I wasn't really asking for definite answers, rather asking for different opinions and ideas.

Looking at your reviews and their anti-emo agenda I'd say you were looking for affirmation that there are genres to be spat on.

Quote:

By "music is the subject" are you implying that, when one listens to music, he or she does not allow pre-existent biases and associations affect his or her response to the music? Ideally this would not be the case, and does not necessarily need to be the case, but it is. For example, most metalheads would encounter a great deal of faith-related trouble allowing themselves to enjoy the Backstreet Boys.

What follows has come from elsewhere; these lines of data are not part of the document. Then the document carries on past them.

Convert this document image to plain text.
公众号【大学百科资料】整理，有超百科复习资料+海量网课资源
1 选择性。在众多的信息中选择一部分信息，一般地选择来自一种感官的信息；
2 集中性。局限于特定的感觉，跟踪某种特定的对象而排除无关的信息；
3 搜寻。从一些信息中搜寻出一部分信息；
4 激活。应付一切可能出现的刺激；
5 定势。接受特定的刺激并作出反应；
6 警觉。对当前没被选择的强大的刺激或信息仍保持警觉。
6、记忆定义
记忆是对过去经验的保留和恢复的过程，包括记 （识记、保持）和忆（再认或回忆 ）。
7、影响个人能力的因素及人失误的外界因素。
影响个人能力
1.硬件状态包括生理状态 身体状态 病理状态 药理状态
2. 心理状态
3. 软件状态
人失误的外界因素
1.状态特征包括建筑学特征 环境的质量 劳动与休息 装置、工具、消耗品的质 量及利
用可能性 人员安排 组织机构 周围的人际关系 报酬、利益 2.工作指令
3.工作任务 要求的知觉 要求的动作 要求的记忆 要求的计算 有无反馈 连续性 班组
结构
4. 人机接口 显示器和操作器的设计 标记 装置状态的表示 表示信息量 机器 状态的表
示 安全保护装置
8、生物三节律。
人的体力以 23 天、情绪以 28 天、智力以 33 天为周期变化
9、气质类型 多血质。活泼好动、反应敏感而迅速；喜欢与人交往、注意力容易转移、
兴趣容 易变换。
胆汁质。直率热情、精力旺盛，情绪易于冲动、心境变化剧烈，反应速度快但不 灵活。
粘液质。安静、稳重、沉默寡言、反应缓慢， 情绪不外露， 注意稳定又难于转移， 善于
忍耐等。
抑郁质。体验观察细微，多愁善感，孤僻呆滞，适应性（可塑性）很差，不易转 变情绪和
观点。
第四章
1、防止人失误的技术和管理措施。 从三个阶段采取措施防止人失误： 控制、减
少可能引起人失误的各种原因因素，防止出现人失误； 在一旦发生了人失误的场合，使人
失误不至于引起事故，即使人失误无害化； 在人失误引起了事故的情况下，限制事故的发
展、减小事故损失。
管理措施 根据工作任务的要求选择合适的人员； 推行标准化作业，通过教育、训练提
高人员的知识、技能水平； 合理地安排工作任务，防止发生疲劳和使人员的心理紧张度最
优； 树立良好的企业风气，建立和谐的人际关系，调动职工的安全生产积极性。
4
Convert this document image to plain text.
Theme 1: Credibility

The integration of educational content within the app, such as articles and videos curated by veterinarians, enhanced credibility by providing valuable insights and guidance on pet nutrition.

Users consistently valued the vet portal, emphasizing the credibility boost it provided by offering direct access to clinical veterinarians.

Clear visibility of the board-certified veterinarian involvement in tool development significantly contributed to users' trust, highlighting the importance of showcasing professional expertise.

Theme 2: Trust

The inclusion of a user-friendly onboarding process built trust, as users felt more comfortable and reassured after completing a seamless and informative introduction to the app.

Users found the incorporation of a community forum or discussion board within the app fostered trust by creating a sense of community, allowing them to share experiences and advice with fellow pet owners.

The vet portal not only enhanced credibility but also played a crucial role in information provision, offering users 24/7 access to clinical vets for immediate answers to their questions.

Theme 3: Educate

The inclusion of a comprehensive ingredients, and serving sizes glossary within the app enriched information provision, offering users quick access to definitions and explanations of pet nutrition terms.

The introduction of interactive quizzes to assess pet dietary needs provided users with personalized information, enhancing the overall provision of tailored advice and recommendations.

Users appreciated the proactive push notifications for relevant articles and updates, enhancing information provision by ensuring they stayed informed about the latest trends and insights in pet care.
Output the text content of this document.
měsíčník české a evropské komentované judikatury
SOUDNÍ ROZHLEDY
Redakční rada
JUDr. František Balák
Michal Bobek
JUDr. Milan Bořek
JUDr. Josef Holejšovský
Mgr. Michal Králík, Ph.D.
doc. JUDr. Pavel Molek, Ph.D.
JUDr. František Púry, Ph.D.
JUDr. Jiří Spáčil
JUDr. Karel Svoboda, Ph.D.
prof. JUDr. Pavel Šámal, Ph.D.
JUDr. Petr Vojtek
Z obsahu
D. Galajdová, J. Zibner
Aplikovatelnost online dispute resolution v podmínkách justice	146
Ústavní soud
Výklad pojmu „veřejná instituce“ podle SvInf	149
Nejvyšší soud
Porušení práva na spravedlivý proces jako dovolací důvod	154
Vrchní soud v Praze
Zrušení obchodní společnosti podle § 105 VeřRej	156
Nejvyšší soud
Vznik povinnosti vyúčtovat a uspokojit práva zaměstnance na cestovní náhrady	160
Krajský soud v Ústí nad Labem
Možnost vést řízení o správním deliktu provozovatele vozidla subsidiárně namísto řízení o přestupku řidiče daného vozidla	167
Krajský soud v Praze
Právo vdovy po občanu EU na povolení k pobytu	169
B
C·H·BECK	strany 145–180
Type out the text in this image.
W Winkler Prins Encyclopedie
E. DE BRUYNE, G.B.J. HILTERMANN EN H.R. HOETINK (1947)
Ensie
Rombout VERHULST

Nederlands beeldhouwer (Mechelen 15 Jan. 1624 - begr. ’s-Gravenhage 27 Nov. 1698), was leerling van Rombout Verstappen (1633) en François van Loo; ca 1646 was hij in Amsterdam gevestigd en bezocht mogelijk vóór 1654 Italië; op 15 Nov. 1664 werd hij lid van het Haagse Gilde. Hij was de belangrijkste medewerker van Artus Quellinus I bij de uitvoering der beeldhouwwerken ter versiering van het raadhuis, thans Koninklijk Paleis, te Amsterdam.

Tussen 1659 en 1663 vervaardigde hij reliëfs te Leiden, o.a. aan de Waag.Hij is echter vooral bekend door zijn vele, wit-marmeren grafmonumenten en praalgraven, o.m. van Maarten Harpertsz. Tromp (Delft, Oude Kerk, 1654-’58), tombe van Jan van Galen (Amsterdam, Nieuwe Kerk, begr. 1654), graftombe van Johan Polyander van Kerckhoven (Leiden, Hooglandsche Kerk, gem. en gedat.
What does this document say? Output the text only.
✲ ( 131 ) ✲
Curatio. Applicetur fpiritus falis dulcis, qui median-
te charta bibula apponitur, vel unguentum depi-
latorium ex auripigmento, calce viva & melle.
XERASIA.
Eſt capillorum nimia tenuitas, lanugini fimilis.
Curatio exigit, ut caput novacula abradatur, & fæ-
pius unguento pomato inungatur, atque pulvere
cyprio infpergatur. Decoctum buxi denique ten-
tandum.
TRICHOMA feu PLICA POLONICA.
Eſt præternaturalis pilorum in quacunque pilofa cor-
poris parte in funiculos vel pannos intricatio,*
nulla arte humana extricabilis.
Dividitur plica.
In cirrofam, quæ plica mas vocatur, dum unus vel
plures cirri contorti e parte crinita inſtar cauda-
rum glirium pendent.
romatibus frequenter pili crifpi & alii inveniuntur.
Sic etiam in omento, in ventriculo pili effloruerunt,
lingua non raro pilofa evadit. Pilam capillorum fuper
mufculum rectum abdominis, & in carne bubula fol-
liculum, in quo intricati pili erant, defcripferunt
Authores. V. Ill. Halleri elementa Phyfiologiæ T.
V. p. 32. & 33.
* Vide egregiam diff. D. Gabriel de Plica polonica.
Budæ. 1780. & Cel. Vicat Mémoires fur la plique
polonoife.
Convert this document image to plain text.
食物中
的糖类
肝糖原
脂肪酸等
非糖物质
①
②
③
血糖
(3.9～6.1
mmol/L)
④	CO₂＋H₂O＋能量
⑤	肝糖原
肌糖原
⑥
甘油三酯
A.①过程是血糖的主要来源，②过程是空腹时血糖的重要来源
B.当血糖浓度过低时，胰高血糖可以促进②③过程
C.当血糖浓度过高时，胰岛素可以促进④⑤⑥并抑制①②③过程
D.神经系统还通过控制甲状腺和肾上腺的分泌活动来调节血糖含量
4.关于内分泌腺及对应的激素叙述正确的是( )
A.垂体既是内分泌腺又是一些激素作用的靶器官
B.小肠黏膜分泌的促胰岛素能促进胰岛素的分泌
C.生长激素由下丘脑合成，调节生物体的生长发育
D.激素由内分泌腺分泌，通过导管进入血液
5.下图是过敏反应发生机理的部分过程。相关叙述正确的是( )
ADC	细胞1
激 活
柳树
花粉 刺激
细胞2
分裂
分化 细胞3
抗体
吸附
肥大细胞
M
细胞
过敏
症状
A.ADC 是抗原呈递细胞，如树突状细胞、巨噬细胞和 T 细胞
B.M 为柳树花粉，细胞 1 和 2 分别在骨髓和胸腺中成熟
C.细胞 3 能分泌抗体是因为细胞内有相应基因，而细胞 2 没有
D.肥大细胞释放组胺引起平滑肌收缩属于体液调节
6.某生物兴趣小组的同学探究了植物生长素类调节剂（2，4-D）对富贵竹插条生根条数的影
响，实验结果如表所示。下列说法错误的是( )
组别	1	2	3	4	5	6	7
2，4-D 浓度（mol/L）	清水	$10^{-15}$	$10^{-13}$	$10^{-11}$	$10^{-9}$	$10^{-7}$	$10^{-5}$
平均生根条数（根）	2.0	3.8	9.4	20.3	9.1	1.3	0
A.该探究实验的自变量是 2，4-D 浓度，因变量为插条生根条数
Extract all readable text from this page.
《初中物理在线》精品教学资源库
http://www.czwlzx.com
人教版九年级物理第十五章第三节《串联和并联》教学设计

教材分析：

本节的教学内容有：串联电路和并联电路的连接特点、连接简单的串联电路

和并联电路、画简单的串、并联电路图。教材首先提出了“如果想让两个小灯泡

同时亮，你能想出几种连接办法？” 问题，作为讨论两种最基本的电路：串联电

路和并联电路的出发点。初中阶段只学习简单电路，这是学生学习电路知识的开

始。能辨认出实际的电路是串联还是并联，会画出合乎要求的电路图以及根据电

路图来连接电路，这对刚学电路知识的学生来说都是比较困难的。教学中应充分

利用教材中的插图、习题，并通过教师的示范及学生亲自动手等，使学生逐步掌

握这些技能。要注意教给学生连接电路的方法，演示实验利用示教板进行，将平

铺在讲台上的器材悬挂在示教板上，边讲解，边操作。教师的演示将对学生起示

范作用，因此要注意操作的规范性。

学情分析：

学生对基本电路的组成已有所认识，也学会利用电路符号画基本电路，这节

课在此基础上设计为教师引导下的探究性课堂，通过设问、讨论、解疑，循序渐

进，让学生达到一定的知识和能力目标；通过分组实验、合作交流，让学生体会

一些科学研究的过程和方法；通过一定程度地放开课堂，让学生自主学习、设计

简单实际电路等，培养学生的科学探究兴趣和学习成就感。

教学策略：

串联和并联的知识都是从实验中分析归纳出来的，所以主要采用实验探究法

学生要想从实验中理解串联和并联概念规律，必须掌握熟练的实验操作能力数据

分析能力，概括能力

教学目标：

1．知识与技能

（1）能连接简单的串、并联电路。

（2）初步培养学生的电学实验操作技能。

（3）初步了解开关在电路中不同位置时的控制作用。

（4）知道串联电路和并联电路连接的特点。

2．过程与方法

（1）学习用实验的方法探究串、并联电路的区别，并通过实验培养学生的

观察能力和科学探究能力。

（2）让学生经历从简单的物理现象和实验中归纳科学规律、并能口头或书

So what? Metalheads are biased towards metal bands just the same, even if they like the band's genre.



The emo bashing in the Underoath review is hardly of any sort of agenda. My first review, of an album from a band that is not even featured on the website, contained an unfair disposition held toward the emo/Christian screamo scene, for the sake of elitist humor first and foremost but that does not make the clearly unfair opinion within that review an agenda. I have absolutely refrained from bashing on emos since the "Underoath incident". I was innocent to the dedication of the musical relativists here. I do have a great deal of respect for those who came to the emos defense. Sometimes I need to have my metal elitism put in check. It seems however, and pardon me if I am wrong, that your response to the review is affecting your approach to what should be an interesting question to explore (in that you have dissected a comment of mine rather than contributing an opinion to the topic at hand). There was no malicious intent to have certain music types "spat at" here.

The question posed is one with a relatively sincere motivation. You may be surprised to learn that I agree with those who believe that what makes music good is entirely relative (thus making the use of the term "good" wrong). This is not to say that I enjoy all music to an equal extent though. I would always, to reference my other comment, choose to listen to Mozart over the Backstreet Boys. I willalways listen to Corpsegrinder led Cannibal Corpse over Barnes led Cannibal Corpse.

With regards to your your comment on the second quote, I don't understand what you are disagreeing with.